A vida de todo mundo daria um filme. Uns seriam mais interessantes que outros, claro. Essa é a conclusão que fica ao final da sessão de Moonlight: Sob a Luz do Luar (2016). O longa, badalado na temporada de premiações e que já acumula algumas estatuetas, acompanha um garoto enquanto ele cresce em meio às dificuldades da vida pobre no sul da Flórida. O fato de ser realizado prioritariamente por negros traz mais verdade às situações, mas o acúmulo de temas tumultua, enquanto a falta de reação do protagonista pode cansar o espectador.

Vivido por três atores em momentos diferentes da vida (Alex Hibbert, Ashton Sanders e Trevante Rhodes), Chiron é filho de uma mãe viciada (Naomie Harris, de 007 Contra Spectre, 2016) e pai desconhecido.
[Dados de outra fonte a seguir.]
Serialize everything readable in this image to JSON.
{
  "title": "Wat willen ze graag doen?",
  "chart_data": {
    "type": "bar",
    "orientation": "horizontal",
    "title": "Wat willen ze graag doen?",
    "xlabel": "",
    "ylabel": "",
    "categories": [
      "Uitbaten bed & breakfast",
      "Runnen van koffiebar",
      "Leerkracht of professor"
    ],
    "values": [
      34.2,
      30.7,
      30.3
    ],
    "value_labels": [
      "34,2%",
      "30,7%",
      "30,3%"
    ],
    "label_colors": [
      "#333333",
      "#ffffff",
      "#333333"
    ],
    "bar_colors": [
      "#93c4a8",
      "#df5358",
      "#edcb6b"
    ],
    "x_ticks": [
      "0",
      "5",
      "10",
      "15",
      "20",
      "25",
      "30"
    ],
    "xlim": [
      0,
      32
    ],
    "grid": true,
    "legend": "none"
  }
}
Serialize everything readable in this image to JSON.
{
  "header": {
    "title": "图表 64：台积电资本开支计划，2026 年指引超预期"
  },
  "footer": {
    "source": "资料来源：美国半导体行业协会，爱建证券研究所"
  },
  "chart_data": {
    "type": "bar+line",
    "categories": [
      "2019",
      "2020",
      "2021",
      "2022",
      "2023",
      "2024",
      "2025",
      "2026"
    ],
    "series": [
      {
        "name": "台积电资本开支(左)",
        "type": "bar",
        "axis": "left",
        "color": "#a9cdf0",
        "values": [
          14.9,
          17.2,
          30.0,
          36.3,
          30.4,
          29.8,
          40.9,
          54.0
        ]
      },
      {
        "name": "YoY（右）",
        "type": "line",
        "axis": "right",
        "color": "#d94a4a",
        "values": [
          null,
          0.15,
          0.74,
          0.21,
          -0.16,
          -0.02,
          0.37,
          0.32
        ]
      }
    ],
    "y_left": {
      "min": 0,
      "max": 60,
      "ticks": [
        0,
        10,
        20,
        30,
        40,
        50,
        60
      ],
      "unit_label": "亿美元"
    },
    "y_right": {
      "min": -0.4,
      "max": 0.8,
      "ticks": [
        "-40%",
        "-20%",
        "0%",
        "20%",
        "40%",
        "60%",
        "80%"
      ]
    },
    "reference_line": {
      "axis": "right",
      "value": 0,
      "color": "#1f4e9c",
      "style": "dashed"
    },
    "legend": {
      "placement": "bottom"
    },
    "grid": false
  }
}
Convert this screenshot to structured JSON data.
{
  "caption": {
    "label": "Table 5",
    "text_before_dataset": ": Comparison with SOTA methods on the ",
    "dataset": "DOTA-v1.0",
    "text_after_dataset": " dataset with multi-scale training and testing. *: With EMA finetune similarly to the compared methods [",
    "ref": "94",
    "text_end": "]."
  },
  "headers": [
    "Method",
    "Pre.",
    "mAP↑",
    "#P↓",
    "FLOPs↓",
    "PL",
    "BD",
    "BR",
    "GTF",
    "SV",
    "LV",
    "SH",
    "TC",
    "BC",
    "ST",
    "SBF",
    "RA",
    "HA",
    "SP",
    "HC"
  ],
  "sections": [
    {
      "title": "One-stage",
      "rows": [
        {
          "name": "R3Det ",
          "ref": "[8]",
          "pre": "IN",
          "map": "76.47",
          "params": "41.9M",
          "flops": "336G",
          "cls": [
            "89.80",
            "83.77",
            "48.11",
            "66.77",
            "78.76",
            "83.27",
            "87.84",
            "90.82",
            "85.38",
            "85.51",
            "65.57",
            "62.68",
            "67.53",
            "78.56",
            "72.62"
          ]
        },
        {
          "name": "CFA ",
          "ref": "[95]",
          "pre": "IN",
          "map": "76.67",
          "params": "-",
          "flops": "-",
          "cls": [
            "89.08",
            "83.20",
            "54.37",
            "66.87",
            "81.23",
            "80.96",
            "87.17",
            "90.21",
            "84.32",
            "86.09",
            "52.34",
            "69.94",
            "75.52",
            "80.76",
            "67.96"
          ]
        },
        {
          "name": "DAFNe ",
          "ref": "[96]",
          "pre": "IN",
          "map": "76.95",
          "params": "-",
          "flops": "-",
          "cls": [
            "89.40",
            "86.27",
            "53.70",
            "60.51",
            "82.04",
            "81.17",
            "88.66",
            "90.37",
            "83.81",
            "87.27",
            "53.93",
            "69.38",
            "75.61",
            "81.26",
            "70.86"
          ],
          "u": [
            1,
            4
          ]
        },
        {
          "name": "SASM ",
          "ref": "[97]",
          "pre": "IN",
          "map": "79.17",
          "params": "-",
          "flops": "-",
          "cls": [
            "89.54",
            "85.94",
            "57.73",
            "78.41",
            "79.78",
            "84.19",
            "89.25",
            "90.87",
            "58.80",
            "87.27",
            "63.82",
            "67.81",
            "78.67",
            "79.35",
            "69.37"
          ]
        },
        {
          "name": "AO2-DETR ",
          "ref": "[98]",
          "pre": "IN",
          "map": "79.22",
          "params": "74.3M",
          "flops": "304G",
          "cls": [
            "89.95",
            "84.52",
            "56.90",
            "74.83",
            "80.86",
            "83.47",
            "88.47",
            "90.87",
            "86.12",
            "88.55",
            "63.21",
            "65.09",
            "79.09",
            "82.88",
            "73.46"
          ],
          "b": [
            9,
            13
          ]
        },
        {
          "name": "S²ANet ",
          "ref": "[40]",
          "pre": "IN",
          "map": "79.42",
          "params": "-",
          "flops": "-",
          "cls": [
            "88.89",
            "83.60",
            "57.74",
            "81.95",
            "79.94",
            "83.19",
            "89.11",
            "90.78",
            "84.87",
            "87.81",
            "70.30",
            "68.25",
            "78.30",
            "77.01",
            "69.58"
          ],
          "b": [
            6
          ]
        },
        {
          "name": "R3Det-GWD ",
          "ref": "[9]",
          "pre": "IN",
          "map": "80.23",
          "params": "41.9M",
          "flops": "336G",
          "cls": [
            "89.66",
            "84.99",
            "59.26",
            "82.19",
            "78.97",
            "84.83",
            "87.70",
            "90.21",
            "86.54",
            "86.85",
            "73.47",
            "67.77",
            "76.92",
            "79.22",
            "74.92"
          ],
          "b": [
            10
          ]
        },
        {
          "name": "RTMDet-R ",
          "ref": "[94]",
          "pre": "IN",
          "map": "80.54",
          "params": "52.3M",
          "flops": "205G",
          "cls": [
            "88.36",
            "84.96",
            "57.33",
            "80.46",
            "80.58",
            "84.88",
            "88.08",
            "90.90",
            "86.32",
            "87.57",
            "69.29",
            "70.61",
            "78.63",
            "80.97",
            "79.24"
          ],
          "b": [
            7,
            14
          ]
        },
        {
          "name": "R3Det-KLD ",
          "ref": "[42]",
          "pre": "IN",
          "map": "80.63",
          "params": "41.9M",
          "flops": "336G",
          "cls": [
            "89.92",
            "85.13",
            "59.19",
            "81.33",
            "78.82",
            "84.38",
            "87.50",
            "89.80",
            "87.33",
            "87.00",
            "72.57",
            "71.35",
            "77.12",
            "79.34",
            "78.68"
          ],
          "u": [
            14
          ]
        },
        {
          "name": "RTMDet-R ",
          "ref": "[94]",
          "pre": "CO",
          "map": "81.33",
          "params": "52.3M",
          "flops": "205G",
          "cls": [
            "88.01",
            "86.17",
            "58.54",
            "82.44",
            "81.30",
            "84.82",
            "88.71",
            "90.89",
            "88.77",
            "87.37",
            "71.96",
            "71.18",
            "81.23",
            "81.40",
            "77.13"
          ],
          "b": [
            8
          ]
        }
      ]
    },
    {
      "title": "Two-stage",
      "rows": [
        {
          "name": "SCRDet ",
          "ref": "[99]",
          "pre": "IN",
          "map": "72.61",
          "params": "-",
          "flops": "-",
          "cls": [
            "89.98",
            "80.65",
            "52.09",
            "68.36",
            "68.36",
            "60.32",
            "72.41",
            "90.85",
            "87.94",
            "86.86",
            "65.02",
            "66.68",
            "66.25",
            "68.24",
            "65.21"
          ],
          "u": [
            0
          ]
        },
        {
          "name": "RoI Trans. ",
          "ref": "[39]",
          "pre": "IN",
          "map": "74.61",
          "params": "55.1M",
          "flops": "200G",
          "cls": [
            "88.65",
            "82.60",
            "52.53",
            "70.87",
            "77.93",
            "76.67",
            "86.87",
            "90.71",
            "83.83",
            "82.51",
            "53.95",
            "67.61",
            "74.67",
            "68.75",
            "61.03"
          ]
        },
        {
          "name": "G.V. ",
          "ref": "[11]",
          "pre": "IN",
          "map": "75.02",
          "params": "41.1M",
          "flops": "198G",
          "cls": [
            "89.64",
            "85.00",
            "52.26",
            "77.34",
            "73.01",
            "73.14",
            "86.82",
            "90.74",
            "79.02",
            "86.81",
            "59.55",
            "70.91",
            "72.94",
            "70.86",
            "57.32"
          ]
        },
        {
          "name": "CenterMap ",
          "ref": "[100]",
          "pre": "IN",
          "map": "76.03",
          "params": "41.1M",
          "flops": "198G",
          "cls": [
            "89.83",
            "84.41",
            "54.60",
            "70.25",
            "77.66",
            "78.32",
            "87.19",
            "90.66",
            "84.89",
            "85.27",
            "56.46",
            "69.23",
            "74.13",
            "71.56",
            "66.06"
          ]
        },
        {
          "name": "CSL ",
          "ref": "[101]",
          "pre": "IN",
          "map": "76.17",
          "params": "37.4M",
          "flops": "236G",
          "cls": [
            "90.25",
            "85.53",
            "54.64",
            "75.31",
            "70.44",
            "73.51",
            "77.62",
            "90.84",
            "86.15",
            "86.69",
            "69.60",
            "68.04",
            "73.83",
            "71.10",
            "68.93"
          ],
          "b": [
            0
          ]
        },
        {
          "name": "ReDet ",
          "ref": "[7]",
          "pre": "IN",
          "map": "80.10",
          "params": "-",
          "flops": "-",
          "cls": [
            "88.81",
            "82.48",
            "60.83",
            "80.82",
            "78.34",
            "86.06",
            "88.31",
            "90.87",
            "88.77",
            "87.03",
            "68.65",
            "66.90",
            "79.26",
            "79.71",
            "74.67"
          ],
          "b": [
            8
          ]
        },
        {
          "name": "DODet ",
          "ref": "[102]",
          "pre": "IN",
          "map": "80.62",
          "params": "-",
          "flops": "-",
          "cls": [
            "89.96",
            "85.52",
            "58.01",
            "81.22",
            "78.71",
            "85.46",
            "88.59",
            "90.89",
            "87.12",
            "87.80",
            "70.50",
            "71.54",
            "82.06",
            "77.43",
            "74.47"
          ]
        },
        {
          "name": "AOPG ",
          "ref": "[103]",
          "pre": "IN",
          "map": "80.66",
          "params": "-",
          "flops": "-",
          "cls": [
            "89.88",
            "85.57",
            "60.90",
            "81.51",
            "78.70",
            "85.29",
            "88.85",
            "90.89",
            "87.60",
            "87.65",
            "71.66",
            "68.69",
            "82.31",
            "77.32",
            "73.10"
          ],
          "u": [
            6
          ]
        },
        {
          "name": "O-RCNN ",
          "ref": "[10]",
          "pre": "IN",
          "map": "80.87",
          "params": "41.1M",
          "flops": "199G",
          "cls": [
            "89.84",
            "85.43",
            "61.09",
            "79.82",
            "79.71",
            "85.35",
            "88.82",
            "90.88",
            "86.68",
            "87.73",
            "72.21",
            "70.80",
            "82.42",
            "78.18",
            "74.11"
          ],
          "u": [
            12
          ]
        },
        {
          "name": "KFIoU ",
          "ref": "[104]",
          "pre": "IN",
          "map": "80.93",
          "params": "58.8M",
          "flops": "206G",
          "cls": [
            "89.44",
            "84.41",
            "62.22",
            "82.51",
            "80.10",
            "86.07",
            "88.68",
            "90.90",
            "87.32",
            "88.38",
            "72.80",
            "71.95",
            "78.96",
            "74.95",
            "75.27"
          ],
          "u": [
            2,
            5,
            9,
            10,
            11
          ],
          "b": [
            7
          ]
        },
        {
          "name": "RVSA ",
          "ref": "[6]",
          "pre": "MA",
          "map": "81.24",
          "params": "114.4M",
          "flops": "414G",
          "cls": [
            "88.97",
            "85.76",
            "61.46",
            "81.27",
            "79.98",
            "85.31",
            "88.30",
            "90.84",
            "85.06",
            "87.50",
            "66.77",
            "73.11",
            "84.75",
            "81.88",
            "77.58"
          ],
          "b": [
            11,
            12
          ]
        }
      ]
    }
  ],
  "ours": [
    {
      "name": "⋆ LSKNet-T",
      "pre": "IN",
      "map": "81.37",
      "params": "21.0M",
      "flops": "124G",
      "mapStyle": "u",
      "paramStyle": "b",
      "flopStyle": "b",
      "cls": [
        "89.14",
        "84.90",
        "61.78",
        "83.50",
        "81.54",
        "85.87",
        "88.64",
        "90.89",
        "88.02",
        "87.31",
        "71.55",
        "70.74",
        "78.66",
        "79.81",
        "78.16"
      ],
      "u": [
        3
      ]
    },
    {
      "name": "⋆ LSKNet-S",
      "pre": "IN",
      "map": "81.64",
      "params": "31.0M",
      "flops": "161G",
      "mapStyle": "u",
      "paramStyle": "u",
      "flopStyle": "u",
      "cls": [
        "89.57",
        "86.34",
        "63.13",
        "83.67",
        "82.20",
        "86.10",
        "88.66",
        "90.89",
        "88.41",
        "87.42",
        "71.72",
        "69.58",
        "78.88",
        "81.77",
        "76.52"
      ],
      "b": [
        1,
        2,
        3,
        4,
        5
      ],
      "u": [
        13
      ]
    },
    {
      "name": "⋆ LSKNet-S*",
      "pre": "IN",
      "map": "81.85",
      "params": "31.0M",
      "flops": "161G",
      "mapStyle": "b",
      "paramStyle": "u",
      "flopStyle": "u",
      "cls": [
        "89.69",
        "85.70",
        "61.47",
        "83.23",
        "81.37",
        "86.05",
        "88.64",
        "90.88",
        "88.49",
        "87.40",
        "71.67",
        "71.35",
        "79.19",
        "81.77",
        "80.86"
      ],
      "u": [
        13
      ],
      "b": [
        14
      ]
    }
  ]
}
Um dia, sem razão alguma, ele aceita a companhia de um desconhecido (Mahershala Ali, de Estrelas Além do Tempo, 2016 – abaixo) e vai comer com ele. O tal sujeito acaba se tornando a figura paterna que faltava, e se mostra carinhoso e compreensivo com o menino. É interessante notar que Paula, numa ótima atuação de Harris, é uma vítima por ser drogada, mas maltrata o filho tanto que ele prefere ficar fora de casa. Já Juan, o pai postiço, é o traficante que fornece para Paula e ajuda a dificultar o ambiente domiciliar dela, provendo ao garoto um muito melhor – com a namorada, Teresa (Janelle Monáe, também de Estrelas). Nada premeditado, mas está tudo conectado e os papéis, invertidos.

Crescendo em meio a essa situação, a mãe de um lado, Juan e Teresa de outro, Chiron sofre nas mãos de fortões por ser miúdo e ter trejeitos que indicam uma possível homossexualidade. O roteiro ainda dá uma forçada no estereótipo colocando o menino, antes calado e tímido, se soltando em uma aula de dança. Para, na sequência, voltar a ser o amuado de sempre. O relacionamento com os colegas não é muito fácil, o que o faz ser solitário e se fechar cada vez mais. E assim o acompanhamos ao longo de poucos anos, quase como um novo Boyhood (2014), e conferimos os caminhos seguidos por ele.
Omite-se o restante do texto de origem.